La publicité a beaucoup évolué ces dernières années grâce à l’utilisation de nouveaux canaux de diffusion, et en particulier grâce au développement des réseaux sociaux. En effet, ces derniers, faciles d’utilisation, présentent de nombreux atouts indispensables aux campagnes publicitaires modernes.  

Pour illustrer ce phénomène, ce graphique met en lumière l’évolution du chiffre d’affaires mondial annuel de la publicité en ligne. Il est notable que les réseaux sociaux font l’objet d’une croissance exponentielle depuis 2018, cette dernière étant intrinsèquement liée au développement des placements de produits, notamment réalisés par des créateurs de contenu.

I. Comment reconnaître un placement de produit ?
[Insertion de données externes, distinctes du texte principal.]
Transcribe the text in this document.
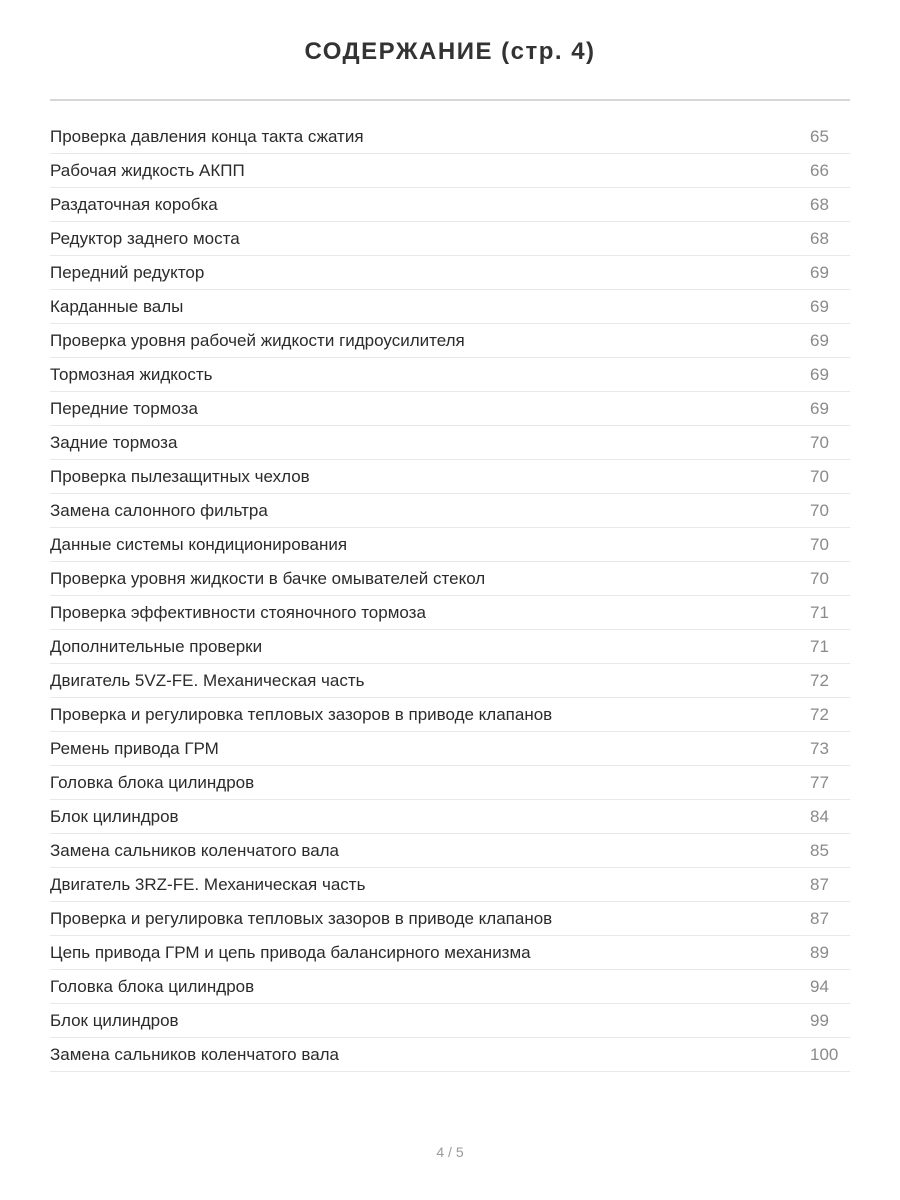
СОДЕРЖАНИЕ (стр. 4)
Проверка давления конца такта сжатия	65
Рабочая жидкость АКПП	66
Раздаточная коробка	68
Редуктор заднего моста	68
Передний редуктор	69
Карданные валы	69
Проверка уровня рабочей жидкости гидроусилителя	69
Тормозная жидкость	69
Передние тормоза	69
Задние тормоза	70
Проверка пылезащитных чехлов	70
Замена салонного фильтра	70
Данные системы кондиционирования	70
Проверка уровня жидкости в бачке омывателей стекол	70
Проверка эффективности стояночного тормоза	71
Дополнительные проверки	71
Двигатель 5VZ-FE. Механическая часть	72
Проверка и регулировка тепловых зазоров в приводе клапанов	72
Ремень привода ГРМ	73
Головка блока цилиндров	77
Блок цилиндров	84
Замена сальников коленчатого вала	85
Двигатель 3RZ-FE. Механическая часть	87
Проверка и регулировка тепловых зазоров в приводе клапанов	87
Цепь привода ГРМ и цепь привода балансирного механизма	89
Головка блока цилиндров	94
Блок цилиндров	99
Замена сальников коленчатого вала	100
4 / 5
La définition formelle du placement de produit

Ils relèvent de la communication commerciale audiovisuelle, qui est définie par la directive européenne 2007/65/CE, plus communément appelée directive SMA, comme des « images combinées ou non à du son, qui sont conçues pour promouvoir, directement ou indirectement, les marchandises, les services ou limage dune personne physique ou morale qui exerce une activité économique. Ces images accompagnent un programme ou y sont insérées moyennant paiement ou autre contrepartie, ou à des fins dautopromotion. La communication commerciale audiovisuelle revêt notamment les formes suivantes: publicité télévisée, parrainage, téléachat et placement de produit. ».
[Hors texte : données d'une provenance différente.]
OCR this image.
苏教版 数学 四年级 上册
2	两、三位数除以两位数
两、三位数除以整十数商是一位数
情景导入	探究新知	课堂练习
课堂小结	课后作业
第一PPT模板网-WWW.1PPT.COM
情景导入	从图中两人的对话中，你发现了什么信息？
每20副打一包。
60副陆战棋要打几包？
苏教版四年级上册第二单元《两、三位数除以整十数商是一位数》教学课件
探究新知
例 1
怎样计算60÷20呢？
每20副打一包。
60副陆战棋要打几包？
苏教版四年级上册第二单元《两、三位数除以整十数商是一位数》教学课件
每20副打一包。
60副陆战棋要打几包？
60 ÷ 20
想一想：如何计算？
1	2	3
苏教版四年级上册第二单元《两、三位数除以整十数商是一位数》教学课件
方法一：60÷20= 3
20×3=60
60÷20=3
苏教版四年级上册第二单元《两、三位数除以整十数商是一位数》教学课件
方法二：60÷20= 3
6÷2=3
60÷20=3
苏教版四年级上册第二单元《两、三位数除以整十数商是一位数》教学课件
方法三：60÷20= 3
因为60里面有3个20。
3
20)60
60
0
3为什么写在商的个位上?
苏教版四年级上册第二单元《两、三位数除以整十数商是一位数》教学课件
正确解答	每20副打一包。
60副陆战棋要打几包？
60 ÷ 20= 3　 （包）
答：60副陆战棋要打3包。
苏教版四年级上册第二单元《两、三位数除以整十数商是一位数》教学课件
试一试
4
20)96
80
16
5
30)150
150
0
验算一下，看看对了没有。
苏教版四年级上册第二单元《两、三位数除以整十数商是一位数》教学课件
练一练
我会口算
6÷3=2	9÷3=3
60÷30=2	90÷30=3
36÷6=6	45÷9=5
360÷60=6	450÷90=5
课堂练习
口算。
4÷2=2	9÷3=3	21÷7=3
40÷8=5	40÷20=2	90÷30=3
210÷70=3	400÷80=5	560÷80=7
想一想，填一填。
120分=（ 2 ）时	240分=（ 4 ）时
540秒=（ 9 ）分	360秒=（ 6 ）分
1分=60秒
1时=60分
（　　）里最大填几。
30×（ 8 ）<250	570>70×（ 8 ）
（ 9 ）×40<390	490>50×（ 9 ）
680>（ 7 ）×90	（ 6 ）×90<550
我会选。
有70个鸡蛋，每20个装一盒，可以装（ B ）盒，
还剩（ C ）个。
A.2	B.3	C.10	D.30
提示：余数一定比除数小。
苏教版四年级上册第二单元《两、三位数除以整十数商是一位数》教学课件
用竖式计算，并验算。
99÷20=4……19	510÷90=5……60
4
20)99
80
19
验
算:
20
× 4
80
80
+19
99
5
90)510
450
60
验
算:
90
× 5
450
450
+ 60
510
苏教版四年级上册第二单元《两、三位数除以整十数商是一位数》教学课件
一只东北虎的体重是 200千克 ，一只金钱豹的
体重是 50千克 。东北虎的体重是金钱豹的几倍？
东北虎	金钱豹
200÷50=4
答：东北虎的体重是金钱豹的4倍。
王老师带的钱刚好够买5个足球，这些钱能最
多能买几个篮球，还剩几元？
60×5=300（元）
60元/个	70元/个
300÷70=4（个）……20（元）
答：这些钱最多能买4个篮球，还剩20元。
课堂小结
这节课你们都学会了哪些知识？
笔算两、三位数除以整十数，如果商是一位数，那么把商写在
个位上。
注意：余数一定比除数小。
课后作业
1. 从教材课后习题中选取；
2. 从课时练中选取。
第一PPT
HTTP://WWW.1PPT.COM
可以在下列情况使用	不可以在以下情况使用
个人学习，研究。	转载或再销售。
D’après le Conseil supérieur de l’audiovisuel (CSA), le placement de produit correspond à « toute forme de communication commerciale audiovisuelle consistant à inclure un produit, un service ou une marque ou à y faire référence, en l’insérant dans un programme, moyennant paiement ou autre contrepartie », conformément à l’article 1er de la directive SMA.

Ces définitions ne mentionnent que les programmes télévisuels, et peuvent donc être considérées comme lacunaires en ce sens. Mais en réalité, c’est complètement normal : elles sont issues d’une délibération du CSA datant du 16 février 2010 relative au placement de produit dans les programmes des services de télévision, qui a été autorisé en France par la loi de transposition n°2009-258 du 5 mars 2009. La définition est donc simplement ancienne, et ne tient pas compte des canaux de diffusion des placements de produits aujourd’hui utilisés.
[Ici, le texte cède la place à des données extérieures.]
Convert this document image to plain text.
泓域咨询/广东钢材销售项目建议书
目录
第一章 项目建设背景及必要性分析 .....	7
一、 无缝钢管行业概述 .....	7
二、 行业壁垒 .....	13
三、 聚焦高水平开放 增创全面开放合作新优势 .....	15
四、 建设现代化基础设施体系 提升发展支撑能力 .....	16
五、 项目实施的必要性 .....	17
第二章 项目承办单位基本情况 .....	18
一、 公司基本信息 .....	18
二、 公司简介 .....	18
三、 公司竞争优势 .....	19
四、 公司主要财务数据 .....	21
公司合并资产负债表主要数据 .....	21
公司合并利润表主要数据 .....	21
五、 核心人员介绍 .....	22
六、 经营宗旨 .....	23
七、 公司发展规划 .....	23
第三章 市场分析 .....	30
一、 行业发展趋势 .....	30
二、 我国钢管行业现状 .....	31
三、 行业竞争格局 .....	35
YouTube propose une définition plus actuelle des placements de produits tels que nous y sommes confrontés aujourd’hui, indiquant qu’ils correspondent à des « contenus créés pour un tiers en échange d’une rémunération, ou dans lesquels sa marque, son message ou son produit sont directement intégrés ». 

Les différentes formes de placement de produit rencontrées 

Les consommateurs sont aujourd’hui confrontés à différents types de placements de produits : 

  • Le placement de produit classique : Cette technique se rapproche fortement de la publicité classique, le produit apparaît de manière à l’écran mais il est également mis en évidence par son utilisation. On peut en voir dans le film The Social Network, par la mise en valeur à de multiples reprises d’ordinateurs de la marque Sony.
  • Le placement de produit institutionnel : Dans ce type de placement, c’est davantage la marque qui est mise en avant par l’intégration d’un produit, d’un panneau publicitaire ou encore d’une enseigne au décor. On peut retrouver cette technique dans le film Les Schtroumpfs, où la marque Sony est affichée sur un panneau publicitaire en arrière plan.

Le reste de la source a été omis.